A tal proposito, una novità assoluta in tutta Europa è la nascita di un Osservatorio, dalla volontà di Unar, Uisp e Lunaria, per monitorare episodi di discriminazione e intolleranza sul territorio per chi è vittima d’insulti per le origini, il colore della pelle, il genere, il credo religioso, le condizioni fisiche. In particolare, il target dell’Osservatorio non è lo sport professionistico, ma quello amatoriale e dilettantistico, dove si verifica la maggior parte di questi episodi e dove si formano anche i giovani sportivi di domani. L’attività mira anche alla sensibilizzazione e alla formazione dei giovani per promuovere la cultura del rispetto dell’altro e dell’accoglienza.
In tutto ciò, incide anche la rappresentazione spesso sessista e stereotipata che i media danno delle donne impegnate nello sport.
Scheadler e Wagstaff nel 2018 hanno effettuato uno studio volto a esaminare come l’aumento dell’esposizione mediatica allo sport femminile influenzi un atteggiamento positivo verso lo sport femminile e una riduzione delle discriminazioni di genere. Le atlete hanno ancora una copertura mediatica significativamente inferiore e diversa rispetto alle loro controparti maschili. I media, ad esempio, presentano lo sport come se esistessero sport maschili (ad esempio, il calcio) e femminili (es. ginnastica e pattinaggio artistico), il che rende più difficile rompere le tradizionali barriere di genere e permettere alle donne di partecipare agli sport considerati maschili e agli uomini agli sport considerati femminili.
Inoltre, i media tendono a ignorare i risultati atletici delle donne concentrandosi sul loro aspetto fisico, sulle vite private, sulla femminilità e sulla sessualità, anche se raggiungono imprese sportive impressionanti. L’enfasi sul loro corpo e sulla sessualità potrebbe mettere le donne e le ragazze a rischio di ansia e paura, ma anche anoressia, bulimia, insoddisfazione del corpo e un impulso alla magrezza. Inoltre, tale ansia è correlata all’abbandono degli sport, al minore divertimento nello sport e alla sofferenza delle prestazioni. Pertanto, l’attenzione diseguale data alle atlete può portare a molte conseguenze negative per le donne oltre a proteggere i privilegi maschili nello sport.
In conclusione, lo studio sostiene che questa falsa rappresentazione dello sport femminile sia responsabile della mancanza di interesse per lo sport femminile da parte degli appassionati e rafforza gli atteggiamenti negativi generali del pubblico nei confronti delle donne.

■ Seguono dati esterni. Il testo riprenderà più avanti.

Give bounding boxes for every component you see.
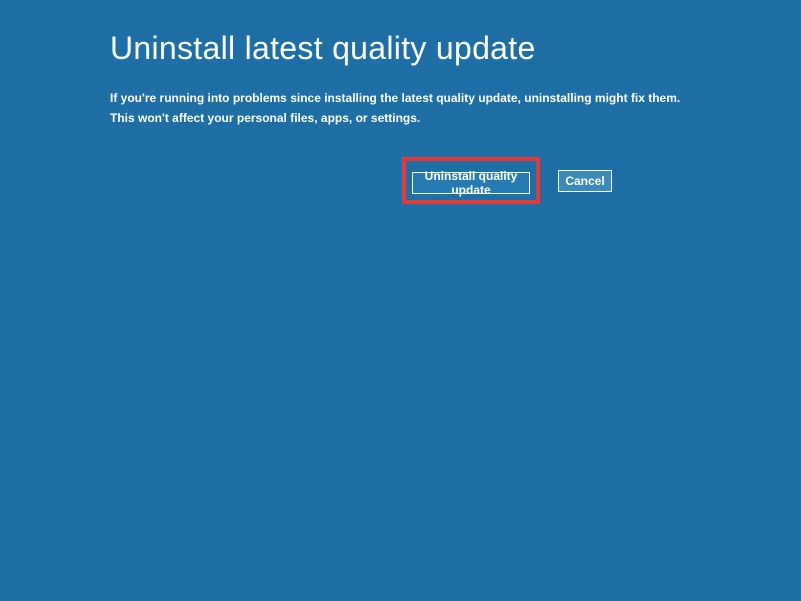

È importante ampliare il numero delle donne e delle ragazze che partecipano allo sport e all’esercizio fisico perché gli sport hanno molti vantaggi, per uomini e donne indipendentemente dal sesso, quali: una minore pigrizia sociale, un miglioramento della salute respiratoria e cardiovascolare, un aumento della forza muscolare e ossea e riduzione delle fratture dell’anca, delle vertebre e delle diagnosi di cancro, una riduzione del rischio di diabete di tipo II, una diminuzione del rischio di depressione, un apprendimento migliore e nei bambini che partecipano a sport di squadra, una maggiore autostima.

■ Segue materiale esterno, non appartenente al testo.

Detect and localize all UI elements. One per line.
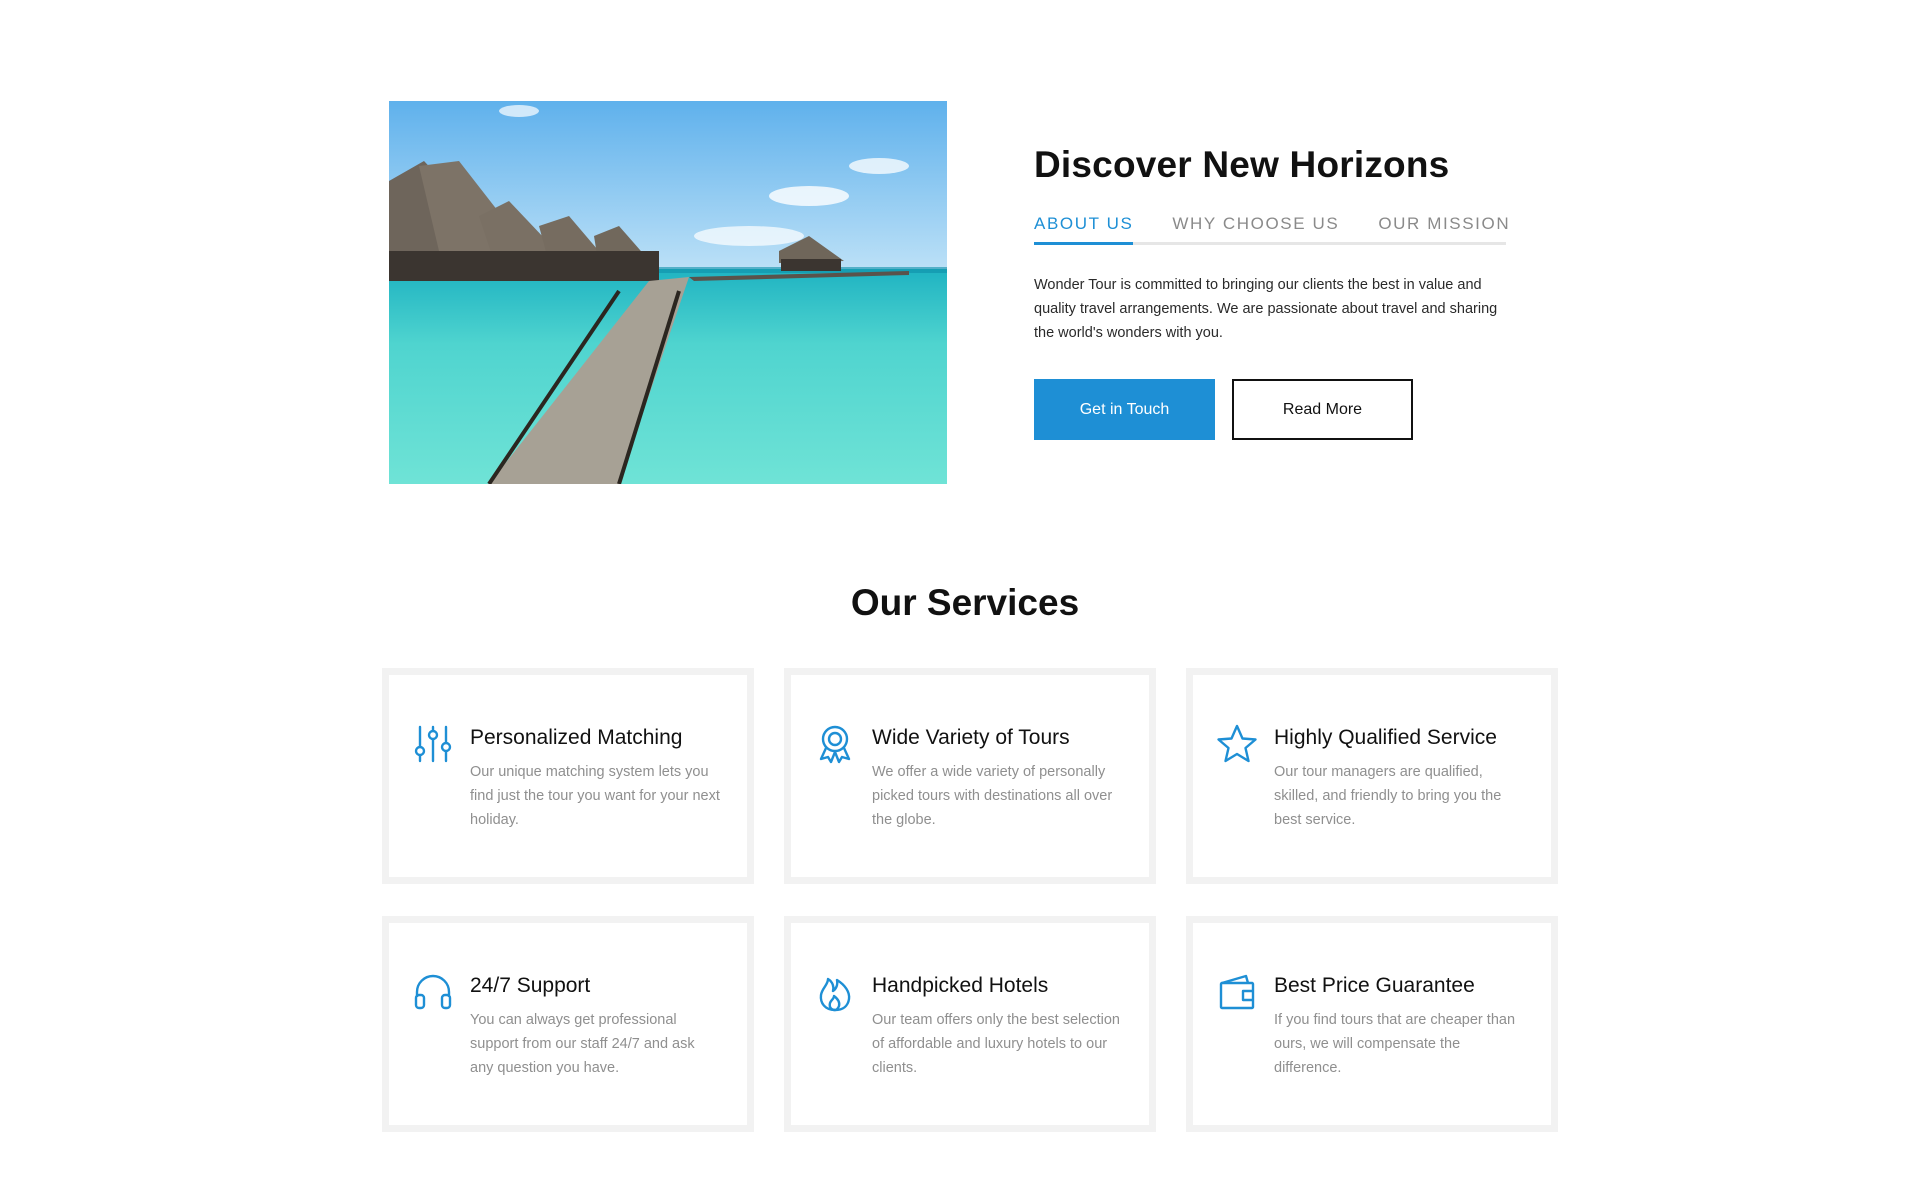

È doveroso segnalare che lo scorso 22 Gennaio la città di Bologna è stata il primo comune a adottare la Carta dei Valori per lo Sport Femminile, promossa da Assist-Associazione Nazionale Atlete, con l’obiettivo di promuovere pari accessibilità a tutti gli sport sin dall’infanzia senza stereotipi di genere, promuovere lo sport femminile, e contrastare qualsiasi forma di discriminazione, di disagio e di violenza nelle attività sportive.